LOLLYPOP Creek is a relatively small waterway that cuts across the Geelong track to Melbourne a few klicks shy of Werribee.
It’s a pretty thing for the main part. Starts up at One Tree Hill, in that no man’s land around Balliang. Makes its way south through heavy suburban growth, crosses the freeway and meanders higgledy-piggledy down to the bay.
Along the way, it joins up with Cherry Tree Creek — for most drivers, just another fleeting sign on the road. I tend to notice them because of a nasty accident just nearby. Years back now.
A driver was eating his lunch in a delivery van on the side of the road when a heavy truck loaded with pig iron ran off the road and into him. Lumps of iron everywhere, great bolts of cloth from the van all over the road. Like all road toll trauma, awful.
It’s an odd little spot. Basically bare since the line of tall eucalypts that shaded our van driver were ripped up for an extra lane. But you’ll often see a squadron of pelicans overhead, winging between Parwan, up near the Marsh, and the Werribee Farm — or the Metro Farm, as it was called for years.
That farm and its 200-strong lagoon wetlands host all manner of birds, including the oft-maligned Werribee duck. About 250 different species all up, everything from hawks and herons to fairy terns and red-capped dotterels. Some of them rare or endangered. The wetlands are Ramsar recognised.
In the middle of all these lagoons, somewhere between 200 S Rd and 240 S Rd by the digital cartographer Google Maps, the Lollypop peters into a channel before debouching to Port Phillip Bay.
The farm hosts a couple of ghost towns in there somewhere, too: Cocoroc, Cocoroc South and Murtcaim. Not much left of the schools and churches, post office, swimming pools, cricket pitches or tennis courts that went with them. Gone, too, the grocer, butcher and baker delivery services which would front up every couple of days.
A lot of old names have departed, too: Devlin, Hassett, Warfe, Ryan, Pengelly, Smith, Sadler, Plumridge, Wallace, Gillett, Hopper, King, McLauchlan, Hayes, Barsby, Sandford, Miller, Flaherty, Dando, McLaren …
If you’re training it to Melbourne, this is all to the east of Manor, where the line swings north to Wyndham Vale and Tarneit. Used to be a station at Manor once upon a time, too.
The old farm hosted all manner of enterprise and endeavour: cattle studs, stockmen, woodcutters, carpenters, blacksmiths, plumbers, engineers, cricket bat willows, aircraft hangars, football and cricket teams, and hundreds of workers.
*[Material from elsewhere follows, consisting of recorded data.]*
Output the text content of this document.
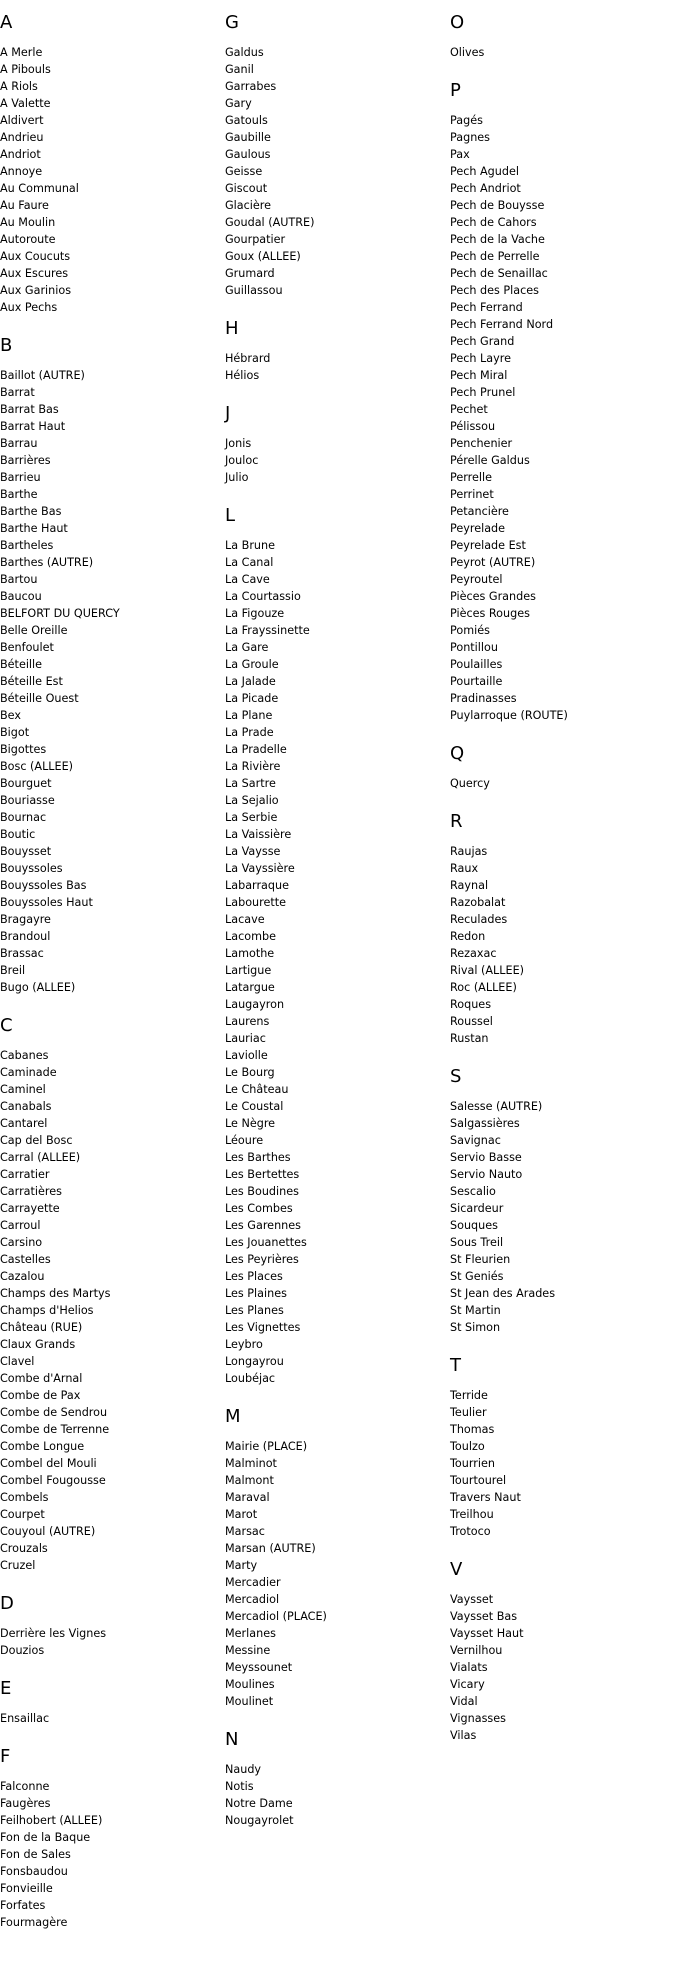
A
A Merle
A Pibouls
A Riols
A Valette
Aldivert
Andrieu
Andriot
Annoye
Au Communal
Au Faure
Au Moulin
Autoroute
Aux Coucuts
Aux Escures
Aux Garinios
Aux Pechs
B
Baillot (AUTRE)
Barrat
Barrat Bas
Barrat Haut
Barrau
Barrières
Barrieu
Barthe
Barthe Bas
Barthe Haut
Bartheles
Barthes (AUTRE)
Bartou
Baucou
BELFORT DU QUERCY
Belle Oreille
Benfoulet
Béteille
Béteille Est
Béteille Ouest
Bex
Bigot
Bigottes
Bosc (ALLEE)
Bourguet
Bouriasse
Bournac
Boutic
Bouysset
Bouyssoles
Bouyssoles Bas
Bouyssoles Haut
Bragayre
Brandoul
Brassac
Breil
Bugo (ALLEE)
C
Cabanes
Caminade
Caminel
Canabals
Cantarel
Cap del Bosc
Carral (ALLEE)
Carratier
Carratières
Carrayette
Carroul
Carsino
Castelles
Cazalou
Champs des Martys
Champs d'Helios
Château (RUE)
Claux Grands
Clavel
Combe d'Arnal
Combe de Pax
Combe de Sendrou
Combe de Terrenne
Combe Longue
Combel del Mouli
Combel Fougousse
Combels
Courpet
Couyoul (AUTRE)
Crouzals
Cruzel
D
Derrière les Vignes
Douzios
E
Ensaillac
F
Falconne
Faugères
Feilhobert (ALLEE)
Fon de la Baque
Fon de Sales
Fonsbaudou
Fonvieille
Forfates
Fourmagère
G
Galdus
Ganil
Garrabes
Gary
Gatouls
Gaubille
Gaulous
Geisse
Giscout
Glacière
Goudal (AUTRE)
Gourpatier
Goux (ALLEE)
Grumard
Guillassou
H
Hébrard
Hélios
J
Jonis
Jouloc
Julio
L
La Brune
La Canal
La Cave
La Courtassio
La Figouze
La Frayssinette
La Gare
La Groule
La Jalade
La Picade
La Plane
La Prade
La Pradelle
La Rivière
La Sartre
La Sejalio
La Serbie
La Vaissière
La Vaysse
La Vayssière
Labarraque
Labourette
Lacave
Lacombe
Lamothe
Lartigue
Latargue
Laugayron
Laurens
Lauriac
Laviolle
Le Bourg
Le Château
Le Coustal
Le Nègre
Léoure
Les Barthes
Les Bertettes
Les Boudines
Les Combes
Les Garennes
Les Jouanettes
Les Peyrières
Les Places
Les Plaines
Les Planes
Les Vignettes
Leybro
Longayrou
Loubéjac
M
Mairie (PLACE)
Malminot
Malmont
Maraval
Marot
Marsac
Marsan (AUTRE)
Marty
Mercadier
Mercadiol
Mercadiol (PLACE)
Merlanes
Messine
Meyssounet
Moulines
Moulinet
N
Naudy
Notis
Notre Dame
Nougayrolet
O
Olives
P
Pagés
Pagnes
Pax
Pech Agudel
Pech Andriot
Pech de Bouysse
Pech de Cahors
Pech de la Vache
Pech de Perrelle
Pech de Senaillac
Pech des Places
Pech Ferrand
Pech Ferrand Nord
Pech Grand
Pech Layre
Pech Miral
Pech Prunel
Pechet
Pélissou
Penchenier
Pérelle Galdus
Perrelle
Perrinet
Petancière
Peyrelade
Peyrelade Est
Peyrot (AUTRE)
Peyroutel
Pièces Grandes
Pièces Rouges
Pomiés
Pontillou
Poulailles
Pourtaille
Pradinasses
Puylarroque (ROUTE)
Q
Quercy
R
Raujas
Raux
Raynal
Razobalat
Reculades
Redon
Rezaxac
Rival (ALLEE)
Roc (ALLEE)
Roques
Roussel
Rustan
S
Salesse (AUTRE)
Salgassières
Savignac
Servio Basse
Servio Nauto
Sescalio
Sicardeur
Souques
Sous Treil
St Fleurien
St Geniés
St Jean des Arades
St Martin
St Simon
T
Terride
Teulier
Thomas
Toulzo
Tourrien
Tourtourel
Travers Naut
Treilhou
Trotoco
V
Vaysset
Vaysset Bas
Vaysset Haut
Vernilhou
Vialats
Vicary
Vidal
Vignasses
Vilas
Its drought-proof cattle stock were first-class; so good in fact that when beef farmers were hammered by the Great Depression, drought and low prices, they were delighted to find them afflicted with beef measles and a sales embargo whacked on them.
Curious tale. Around the time of the poor van driver’s demise, the farm’s sewage sedimentation agitators went on strike.
It was basically a big stink caused by a big stink. Not the pong that hits motorists driving alongside the erstwhile open sewer channel beside the Maltby Bypass — for which Werribee has been unfairly maligned — but rather the olfactory disasters occasioned by working waist-deep in tanks of the stuff.
These stirrers were seriously on the nose. Rejected by wives, avoided by workmates, by drinkers in pubs, theirs could be a lonely life. A few more bucks seemed a reasonable ask, especially with the backlog growing daily and not a lot of volunteers stepping up to take their place.
Speaking of sewerage volunteers, an old muso mate, Martin Hanley, had family friends who ran a septic tank business. They didn’t install them, they pumped them out. Tough blokes. Could eat lunch on the job, legs dangling in the tank. You might respect people like that but probably better you avoid them.
Martin was immensely proud of these superhumans. And he found a song that captured them pretty well. One that a Werribee-born lad like me could appreciate: Murphy’s Volunteers.
Ah, Murphy, you’re the Devil, you’re leading me astray,
Down the sewers of London town for 15 bob a day,
Ah, me poor ol’ heart it’s breaking, I’m crying bitter tears,
I tell you, Pat, it’s a hard old craic, with Murphy’s Volunteers.